One of the next great things on the web seems to be profile aggregators that somehow bring all of your online profiles together so that you don’t get confused as to where you have been. At least I think that is the point of them, however many of the ones that I have looked at seem to be missing one important thing. The social aspect of all the communities that people join.
Sure we may all join too many Social Networks and have accounts at more places than we can remember, but I’m pretty sure we don’t forget the places that get the job done for us. If you have an account on MySpace, Facebook and Digg are you going to invite people to view your people aggregated profile or look for them at each of those services? Profile aggregators attempt to fix a the problem of making our lives simpler, but these Social Networks aren’t making our lives harder.
So what problem should they be solving?
Well first if you have no idea what I am referring to when I say “profile aggregators”, Frank Gruber has an excellent roundup of a number of them out there. Now that we got that out the way let’s look at problems that we could be solving.
Actually this is as far as I can take things because I honestly don’t know a huge problem that social networks. I don’t have people asking me for all of my identities across them and I don’t find myself needing a spot to see what stuff I have been up to on these sites. Honestly though last year I thought that the idea was brilliant because initially it makes sense. Bring all your identities together, but all that does is try to take away the uniqueness of each one.
If your problem is you don’t have enough time for 3 different social networks then the solution isn’t to use a profile aggregator, but to simply stop using 3 different social networks.
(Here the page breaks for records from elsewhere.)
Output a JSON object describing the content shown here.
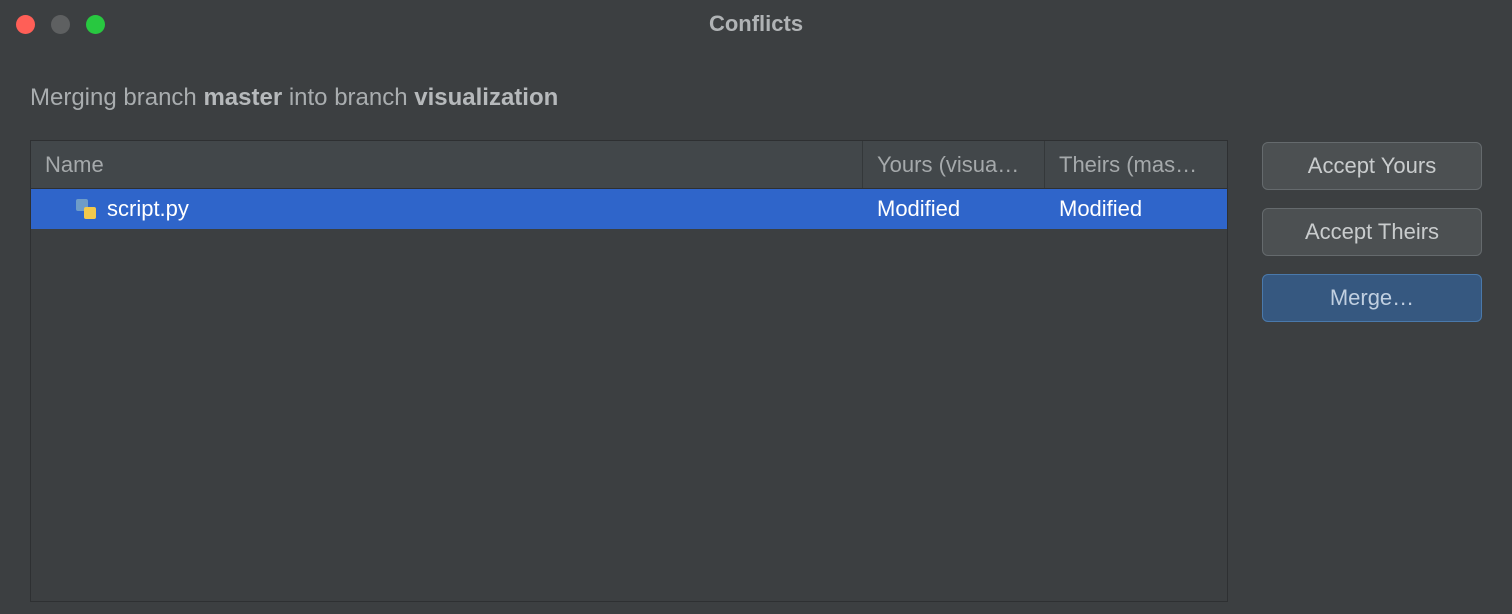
{
  "window": {
    "title": "Conflicts"
  },
  "heading": {
    "prefix1": "Merging branch ",
    "branch_from": "master",
    "middle": " into branch ",
    "branch_into": "visualization"
  },
  "table": {
    "header": {
      "name": "Name",
      "yours": "Yours (visua…",
      "theirs": "Theirs (mas…"
    },
    "rows": [
      {
        "filename": "script.py",
        "yours": "Modified",
        "theirs": "Modified",
        "icon": "python-file-icon"
      }
    ]
  },
  "buttons": {
    "accept_yours": "Accept Yours",
    "accept_theirs": "Accept Theirs",
    "merge": "Merge…"
  }
}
Maybe these sites think that they can become a better social network than the social networks you love and use and if that’s the case they need to start all over again.
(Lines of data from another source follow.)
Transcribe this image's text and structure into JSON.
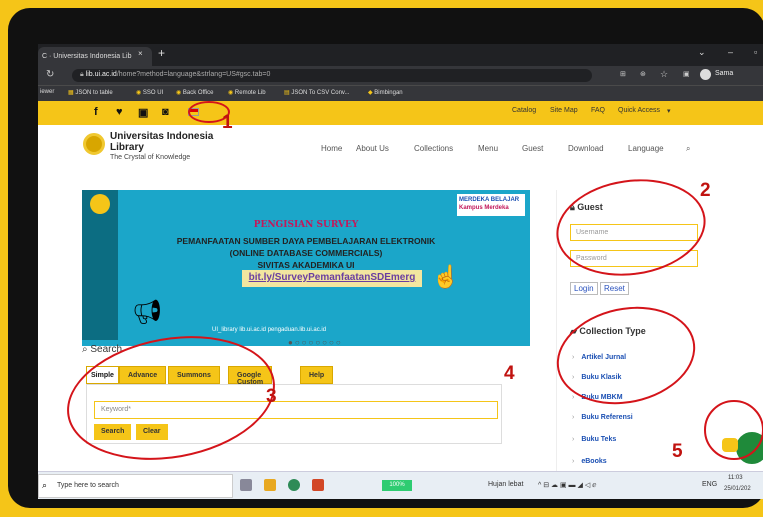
{
  "browser": {
    "tab_title": "C · Universitas Indonesia Lib",
    "tab_close": "×",
    "new_tab": "+",
    "url_domain": "lib.ui.ac.id",
    "url_path": "/home?method=language&strlang=US#gsc.tab=0",
    "user": "Sama",
    "bookmarks": [
      "iewer",
      "JSON to table",
      "SSO UI",
      "Back Office",
      "Remote Lib",
      "JSON To CSV Conv...",
      "Bimbingan"
    ]
  },
  "site": {
    "social": [
      "f",
      "♥",
      "▣",
      "◙"
    ],
    "top_nav": [
      "Catalog",
      "Site Map",
      "FAQ",
      "Quick Access"
    ],
    "title_line1": "Universitas Indonesia",
    "title_line2": "Library",
    "subtitle": "The Crystal of Knowledge",
    "menu": [
      "Home",
      "About Us",
      "Collections",
      "Menu",
      "Guest",
      "Download",
      "Language"
    ],
    "banner": {
      "heading": "PENGISIAN SURVEY",
      "line1": "PEMANFAATAN SUMBER DAYA PEMBELAJARAN ELEKTRONIK",
      "line2": "(ONLINE DATABASE COMMERCIALS)",
      "line3": "SIVITAS AKADEMIKA UI",
      "link": "bit.ly/SurveyPemanfaatanSDEmerg",
      "merdeka": "MERDEKA BELAJAR",
      "kampus": "Kampus Merdeka",
      "handles": "UI_library   lib.ui.ac.id   pengaduan.lib.ui.ac.id",
      "dots": "●○○○○○○○"
    },
    "search": {
      "label": "Search",
      "tabs": [
        "Simple",
        "Advance",
        "Summons",
        "Google Custom",
        "Help"
      ],
      "placeholder": "Keyword*",
      "search_btn": "Search",
      "clear_btn": "Clear"
    },
    "guest": {
      "title": "Guest",
      "username": "Username",
      "password": "Password",
      "login": "Login",
      "reset": "Reset"
    },
    "collection": {
      "title": "Collection Type",
      "items": [
        "Artikel Jurnal",
        "Buku Klasik",
        "Buku MBKM",
        "Buku Referensi",
        "Buku Teks",
        "eBooks"
      ]
    }
  },
  "taskbar": {
    "search": "Type here to search",
    "weather": "Hujan lebat",
    "lang": "ENG",
    "time": "11:03",
    "date": "25/01/202",
    "battery": "100%"
  },
  "annotations": [
    "1",
    "2",
    "3",
    "4",
    "5"
  ],
  "colors": {
    "brand_yellow": "#f5c518",
    "annotation_red": "#d4141a"
  }
}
The irony though of adding any social aspects to these kinds of sites is that essentially you are creating another identity that you have to keep track of. So its great that you pulled all of your social information onto one page and now you can use just one site to keep track of all your identities, but then you are just creating another identity so do you need another site to control that one?
There is a space for these kinds of sites though and it will be interesting to see who comes out on top. However, when there are at least ten of them already there isn’t really any point to using one of them. For now though I think it is best you focus on creating a social experience that does things better than what is currently out there.